The agriculture division of the Industries Ministry reports that there are 1.5 million durian trees, spread over a total of 66,000 hectares of the country. Of that, 23,700 are dedicated to the highest yielding strain, in terms of RM per kilo, the Musang King.
The recent spike in the breed’s popularity both at home, and abroad, has resulted in a price surge from what had previously been RM30 per kilo (US$7.5/kg), to currently, fetching anywhere between RM60-RM90 per kilo (US$15-US$22/kg).
Currently, the biggest export markets for the king of fruits, with a delectable aroma of the sweetest rubbish in a flower patch, are Singapore and China. Durian exports accounted for RM74.39 million (US$18.3 million) in 2016.
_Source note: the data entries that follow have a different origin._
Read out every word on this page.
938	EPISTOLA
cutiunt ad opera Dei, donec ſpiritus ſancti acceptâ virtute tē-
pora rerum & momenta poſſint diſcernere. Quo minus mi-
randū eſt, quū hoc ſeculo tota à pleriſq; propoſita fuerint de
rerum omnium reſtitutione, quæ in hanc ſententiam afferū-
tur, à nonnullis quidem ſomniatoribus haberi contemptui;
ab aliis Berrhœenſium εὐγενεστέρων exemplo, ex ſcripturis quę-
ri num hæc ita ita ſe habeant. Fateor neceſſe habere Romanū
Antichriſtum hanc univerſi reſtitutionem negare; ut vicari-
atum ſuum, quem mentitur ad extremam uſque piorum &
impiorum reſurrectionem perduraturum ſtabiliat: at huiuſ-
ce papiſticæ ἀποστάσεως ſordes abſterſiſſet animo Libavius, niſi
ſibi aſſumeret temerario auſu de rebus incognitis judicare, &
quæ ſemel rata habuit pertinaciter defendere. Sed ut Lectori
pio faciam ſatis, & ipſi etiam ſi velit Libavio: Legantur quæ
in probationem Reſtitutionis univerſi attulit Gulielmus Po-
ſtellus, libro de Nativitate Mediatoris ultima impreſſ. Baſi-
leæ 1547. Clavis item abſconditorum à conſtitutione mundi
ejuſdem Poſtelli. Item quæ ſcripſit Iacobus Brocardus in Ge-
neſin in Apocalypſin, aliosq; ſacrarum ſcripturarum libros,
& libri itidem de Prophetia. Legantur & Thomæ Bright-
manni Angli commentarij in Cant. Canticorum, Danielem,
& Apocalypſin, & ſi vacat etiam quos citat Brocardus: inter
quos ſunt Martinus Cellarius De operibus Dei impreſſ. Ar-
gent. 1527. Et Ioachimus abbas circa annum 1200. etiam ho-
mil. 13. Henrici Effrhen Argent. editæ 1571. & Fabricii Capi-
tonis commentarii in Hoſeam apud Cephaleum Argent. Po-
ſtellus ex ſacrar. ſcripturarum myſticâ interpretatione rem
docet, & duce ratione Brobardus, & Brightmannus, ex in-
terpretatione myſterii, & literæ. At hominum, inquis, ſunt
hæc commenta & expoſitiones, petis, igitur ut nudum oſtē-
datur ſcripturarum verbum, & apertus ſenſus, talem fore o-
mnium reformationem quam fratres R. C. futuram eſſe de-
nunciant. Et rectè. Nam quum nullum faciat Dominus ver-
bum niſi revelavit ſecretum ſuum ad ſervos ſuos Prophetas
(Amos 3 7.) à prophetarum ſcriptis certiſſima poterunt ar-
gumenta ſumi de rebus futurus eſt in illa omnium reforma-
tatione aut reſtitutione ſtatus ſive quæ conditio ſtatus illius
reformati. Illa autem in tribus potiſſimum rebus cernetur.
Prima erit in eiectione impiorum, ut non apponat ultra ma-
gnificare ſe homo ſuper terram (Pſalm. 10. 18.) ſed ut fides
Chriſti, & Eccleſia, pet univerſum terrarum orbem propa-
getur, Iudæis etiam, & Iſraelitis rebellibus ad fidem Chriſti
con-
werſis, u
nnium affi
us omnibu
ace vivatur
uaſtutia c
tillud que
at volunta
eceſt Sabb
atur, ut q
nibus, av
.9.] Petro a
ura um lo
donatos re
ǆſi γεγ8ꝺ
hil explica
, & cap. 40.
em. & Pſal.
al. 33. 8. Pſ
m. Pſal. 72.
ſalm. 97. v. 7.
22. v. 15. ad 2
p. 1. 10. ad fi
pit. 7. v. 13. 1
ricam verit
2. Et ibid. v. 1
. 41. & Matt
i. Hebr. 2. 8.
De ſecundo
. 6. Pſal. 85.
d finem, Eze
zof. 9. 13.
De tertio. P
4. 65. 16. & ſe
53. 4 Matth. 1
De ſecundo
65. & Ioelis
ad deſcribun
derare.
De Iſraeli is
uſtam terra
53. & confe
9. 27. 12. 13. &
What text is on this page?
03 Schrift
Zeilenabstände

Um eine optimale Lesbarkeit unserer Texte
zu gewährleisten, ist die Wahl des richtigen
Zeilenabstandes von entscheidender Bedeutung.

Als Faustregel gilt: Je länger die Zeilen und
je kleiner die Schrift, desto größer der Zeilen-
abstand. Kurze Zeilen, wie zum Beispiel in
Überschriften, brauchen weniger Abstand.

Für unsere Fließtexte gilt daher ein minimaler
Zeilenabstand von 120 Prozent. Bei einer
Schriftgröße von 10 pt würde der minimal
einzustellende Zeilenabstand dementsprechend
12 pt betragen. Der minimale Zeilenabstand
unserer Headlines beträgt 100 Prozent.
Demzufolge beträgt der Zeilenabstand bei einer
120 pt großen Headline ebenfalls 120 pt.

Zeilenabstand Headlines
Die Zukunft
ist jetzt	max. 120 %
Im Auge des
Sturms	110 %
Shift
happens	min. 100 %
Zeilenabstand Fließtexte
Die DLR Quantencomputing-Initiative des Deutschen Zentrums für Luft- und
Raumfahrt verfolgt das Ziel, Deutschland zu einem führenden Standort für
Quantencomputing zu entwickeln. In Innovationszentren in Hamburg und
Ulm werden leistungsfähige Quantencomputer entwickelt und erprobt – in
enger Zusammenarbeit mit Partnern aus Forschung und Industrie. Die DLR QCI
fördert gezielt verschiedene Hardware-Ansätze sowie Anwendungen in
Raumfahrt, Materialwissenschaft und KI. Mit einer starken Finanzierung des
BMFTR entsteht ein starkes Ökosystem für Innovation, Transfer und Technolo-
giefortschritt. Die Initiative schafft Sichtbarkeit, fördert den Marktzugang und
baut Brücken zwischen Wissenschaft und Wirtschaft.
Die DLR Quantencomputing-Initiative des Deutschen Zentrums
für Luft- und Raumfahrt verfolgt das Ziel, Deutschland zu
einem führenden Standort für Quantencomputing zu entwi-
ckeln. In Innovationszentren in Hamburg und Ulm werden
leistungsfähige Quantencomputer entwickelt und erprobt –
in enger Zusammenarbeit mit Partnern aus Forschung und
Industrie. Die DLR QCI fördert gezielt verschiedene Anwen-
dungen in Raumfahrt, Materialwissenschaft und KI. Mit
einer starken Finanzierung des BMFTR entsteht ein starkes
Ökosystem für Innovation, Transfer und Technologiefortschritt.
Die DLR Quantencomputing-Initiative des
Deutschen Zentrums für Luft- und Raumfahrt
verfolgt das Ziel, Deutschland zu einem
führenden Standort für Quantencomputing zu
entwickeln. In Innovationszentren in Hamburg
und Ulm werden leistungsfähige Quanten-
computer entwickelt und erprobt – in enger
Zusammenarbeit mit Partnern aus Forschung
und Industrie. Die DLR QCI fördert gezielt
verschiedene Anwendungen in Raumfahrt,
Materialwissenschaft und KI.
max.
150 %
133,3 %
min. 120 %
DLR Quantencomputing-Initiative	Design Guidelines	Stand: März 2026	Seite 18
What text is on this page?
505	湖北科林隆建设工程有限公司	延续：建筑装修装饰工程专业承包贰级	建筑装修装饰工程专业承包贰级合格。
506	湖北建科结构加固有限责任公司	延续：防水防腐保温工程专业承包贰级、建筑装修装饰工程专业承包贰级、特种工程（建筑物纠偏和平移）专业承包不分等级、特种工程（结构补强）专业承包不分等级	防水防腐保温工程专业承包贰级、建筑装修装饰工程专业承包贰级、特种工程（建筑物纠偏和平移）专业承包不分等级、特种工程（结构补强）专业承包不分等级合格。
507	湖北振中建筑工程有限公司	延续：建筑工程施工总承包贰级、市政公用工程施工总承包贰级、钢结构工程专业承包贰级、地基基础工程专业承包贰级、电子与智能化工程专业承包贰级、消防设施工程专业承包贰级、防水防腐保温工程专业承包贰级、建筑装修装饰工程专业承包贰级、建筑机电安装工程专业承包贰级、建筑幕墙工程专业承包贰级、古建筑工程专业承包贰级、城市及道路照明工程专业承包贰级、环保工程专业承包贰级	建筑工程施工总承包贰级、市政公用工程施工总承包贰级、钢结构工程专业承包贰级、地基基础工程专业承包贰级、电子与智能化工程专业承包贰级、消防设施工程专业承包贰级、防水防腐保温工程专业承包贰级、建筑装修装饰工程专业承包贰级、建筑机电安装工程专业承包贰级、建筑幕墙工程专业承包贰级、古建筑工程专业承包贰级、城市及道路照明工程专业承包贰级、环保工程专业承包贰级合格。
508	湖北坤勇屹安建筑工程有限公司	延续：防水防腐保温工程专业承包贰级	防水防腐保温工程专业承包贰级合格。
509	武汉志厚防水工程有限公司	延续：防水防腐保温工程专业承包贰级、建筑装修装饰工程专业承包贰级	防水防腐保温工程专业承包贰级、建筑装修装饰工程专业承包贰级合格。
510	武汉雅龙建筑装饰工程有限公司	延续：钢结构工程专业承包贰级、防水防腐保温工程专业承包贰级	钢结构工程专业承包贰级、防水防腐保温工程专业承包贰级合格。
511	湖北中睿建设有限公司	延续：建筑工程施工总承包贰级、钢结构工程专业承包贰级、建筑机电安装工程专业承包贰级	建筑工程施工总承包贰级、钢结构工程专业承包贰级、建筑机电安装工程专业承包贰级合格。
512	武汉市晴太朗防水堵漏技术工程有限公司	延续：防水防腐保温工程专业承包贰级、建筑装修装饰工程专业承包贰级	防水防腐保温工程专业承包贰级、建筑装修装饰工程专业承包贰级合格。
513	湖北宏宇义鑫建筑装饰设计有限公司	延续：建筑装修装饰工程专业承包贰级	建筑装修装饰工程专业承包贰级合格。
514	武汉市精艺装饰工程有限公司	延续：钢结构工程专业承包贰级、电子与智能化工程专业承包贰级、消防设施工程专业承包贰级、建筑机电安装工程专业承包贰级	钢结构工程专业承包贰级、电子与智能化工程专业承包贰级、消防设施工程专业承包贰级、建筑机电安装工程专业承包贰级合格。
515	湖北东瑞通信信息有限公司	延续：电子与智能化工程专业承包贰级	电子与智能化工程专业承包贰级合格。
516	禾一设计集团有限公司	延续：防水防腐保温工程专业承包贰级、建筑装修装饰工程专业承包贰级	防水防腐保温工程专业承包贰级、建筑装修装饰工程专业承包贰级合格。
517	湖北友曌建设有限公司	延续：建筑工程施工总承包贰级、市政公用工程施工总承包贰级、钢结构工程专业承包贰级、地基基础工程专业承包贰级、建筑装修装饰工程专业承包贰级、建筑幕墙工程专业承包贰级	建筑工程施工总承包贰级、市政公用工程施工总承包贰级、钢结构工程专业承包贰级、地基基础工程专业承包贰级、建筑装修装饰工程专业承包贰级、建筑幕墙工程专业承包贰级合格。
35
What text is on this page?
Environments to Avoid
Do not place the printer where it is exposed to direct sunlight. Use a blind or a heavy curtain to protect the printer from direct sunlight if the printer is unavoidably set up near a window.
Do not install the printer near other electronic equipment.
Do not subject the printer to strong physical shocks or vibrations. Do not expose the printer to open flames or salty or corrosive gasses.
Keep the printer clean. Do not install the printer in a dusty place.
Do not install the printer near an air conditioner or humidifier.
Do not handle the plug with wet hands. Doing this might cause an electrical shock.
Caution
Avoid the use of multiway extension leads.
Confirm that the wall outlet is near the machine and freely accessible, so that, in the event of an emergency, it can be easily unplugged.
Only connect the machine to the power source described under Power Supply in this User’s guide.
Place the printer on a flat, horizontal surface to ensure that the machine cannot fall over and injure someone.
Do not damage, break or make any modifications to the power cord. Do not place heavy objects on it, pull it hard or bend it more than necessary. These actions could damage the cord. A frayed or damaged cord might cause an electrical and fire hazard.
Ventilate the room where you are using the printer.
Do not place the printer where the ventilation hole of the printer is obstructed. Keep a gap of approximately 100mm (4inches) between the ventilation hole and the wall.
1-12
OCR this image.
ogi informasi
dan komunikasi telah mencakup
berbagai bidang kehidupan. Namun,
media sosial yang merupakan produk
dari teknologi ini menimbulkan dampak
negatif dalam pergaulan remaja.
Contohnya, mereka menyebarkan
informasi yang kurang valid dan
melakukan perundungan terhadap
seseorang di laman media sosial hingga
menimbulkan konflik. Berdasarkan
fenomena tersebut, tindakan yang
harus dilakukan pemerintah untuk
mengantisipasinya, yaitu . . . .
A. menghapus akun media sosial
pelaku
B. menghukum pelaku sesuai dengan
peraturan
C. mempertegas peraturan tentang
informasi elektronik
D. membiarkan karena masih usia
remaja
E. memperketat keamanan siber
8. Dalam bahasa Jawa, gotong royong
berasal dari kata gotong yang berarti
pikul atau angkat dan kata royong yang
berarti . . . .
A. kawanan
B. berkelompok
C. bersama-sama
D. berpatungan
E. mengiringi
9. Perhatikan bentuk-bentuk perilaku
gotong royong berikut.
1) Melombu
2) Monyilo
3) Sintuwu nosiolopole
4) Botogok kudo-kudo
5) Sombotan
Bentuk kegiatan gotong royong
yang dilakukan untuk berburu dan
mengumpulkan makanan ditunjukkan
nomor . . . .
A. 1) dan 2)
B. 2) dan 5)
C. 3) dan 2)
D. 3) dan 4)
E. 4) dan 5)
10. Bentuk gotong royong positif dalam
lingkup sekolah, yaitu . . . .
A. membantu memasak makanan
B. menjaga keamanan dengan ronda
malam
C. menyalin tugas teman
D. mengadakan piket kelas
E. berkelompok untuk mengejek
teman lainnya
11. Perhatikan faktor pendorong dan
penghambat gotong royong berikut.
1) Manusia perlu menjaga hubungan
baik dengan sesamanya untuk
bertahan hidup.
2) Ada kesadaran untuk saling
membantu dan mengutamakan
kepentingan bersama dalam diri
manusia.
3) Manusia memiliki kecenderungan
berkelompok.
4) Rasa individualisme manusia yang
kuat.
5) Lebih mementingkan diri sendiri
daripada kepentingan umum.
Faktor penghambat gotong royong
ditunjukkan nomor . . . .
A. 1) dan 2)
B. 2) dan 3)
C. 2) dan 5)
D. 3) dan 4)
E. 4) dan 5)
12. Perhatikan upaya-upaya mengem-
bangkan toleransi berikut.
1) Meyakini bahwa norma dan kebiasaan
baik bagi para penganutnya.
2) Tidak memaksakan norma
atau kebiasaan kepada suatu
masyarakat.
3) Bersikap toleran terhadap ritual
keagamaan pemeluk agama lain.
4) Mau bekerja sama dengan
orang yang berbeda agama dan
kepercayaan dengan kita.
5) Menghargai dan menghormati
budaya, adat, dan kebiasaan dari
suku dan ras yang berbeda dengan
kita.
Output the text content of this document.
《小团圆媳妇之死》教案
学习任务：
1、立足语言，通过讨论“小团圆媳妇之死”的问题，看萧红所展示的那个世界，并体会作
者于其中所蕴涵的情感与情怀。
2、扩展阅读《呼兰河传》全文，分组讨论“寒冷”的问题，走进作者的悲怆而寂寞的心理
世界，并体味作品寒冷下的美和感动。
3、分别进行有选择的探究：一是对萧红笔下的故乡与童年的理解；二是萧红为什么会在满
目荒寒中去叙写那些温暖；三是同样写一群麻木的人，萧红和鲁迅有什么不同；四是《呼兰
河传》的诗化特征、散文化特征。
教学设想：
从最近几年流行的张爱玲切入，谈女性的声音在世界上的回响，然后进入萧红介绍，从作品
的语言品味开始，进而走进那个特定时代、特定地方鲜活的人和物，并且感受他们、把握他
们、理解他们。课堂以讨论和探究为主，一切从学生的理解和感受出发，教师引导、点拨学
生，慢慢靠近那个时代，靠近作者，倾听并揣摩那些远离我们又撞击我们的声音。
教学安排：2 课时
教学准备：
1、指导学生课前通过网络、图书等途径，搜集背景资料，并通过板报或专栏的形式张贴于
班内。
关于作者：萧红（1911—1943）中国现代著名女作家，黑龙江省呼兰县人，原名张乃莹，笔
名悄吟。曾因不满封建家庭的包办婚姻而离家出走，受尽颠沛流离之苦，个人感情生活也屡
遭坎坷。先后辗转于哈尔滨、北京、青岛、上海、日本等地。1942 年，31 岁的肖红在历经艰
Of these, exports of pulp and frozen durian paste to China were RM18.02 million (US$4.4 million). The government is currently waiting for approval from China authorities to export frozen, whole durian.”
Chinese investors are even getting in on the action from the ground up: they now own 121 hectares of prime Malaysian durian land. They are particularly fond of the Musang King variety, prized for its creamy, sweet flavor.
Unfortunately, Singapore seems to be getting the short-end of the stick on this deal.
With Chinese willing to pay premium prices, there is now a lack of supply in Singapore, as Malaysian farmers are keen to export to China, where they can fetch double to triple the price. Those durians do make it to market for Singaporeans are more expensive, and of a substandard quality, compared to previous harvests before the Chinese demand took over.
Sorry about that, guys.
The government is now investigating exactly how many Musang King trees are currently planted.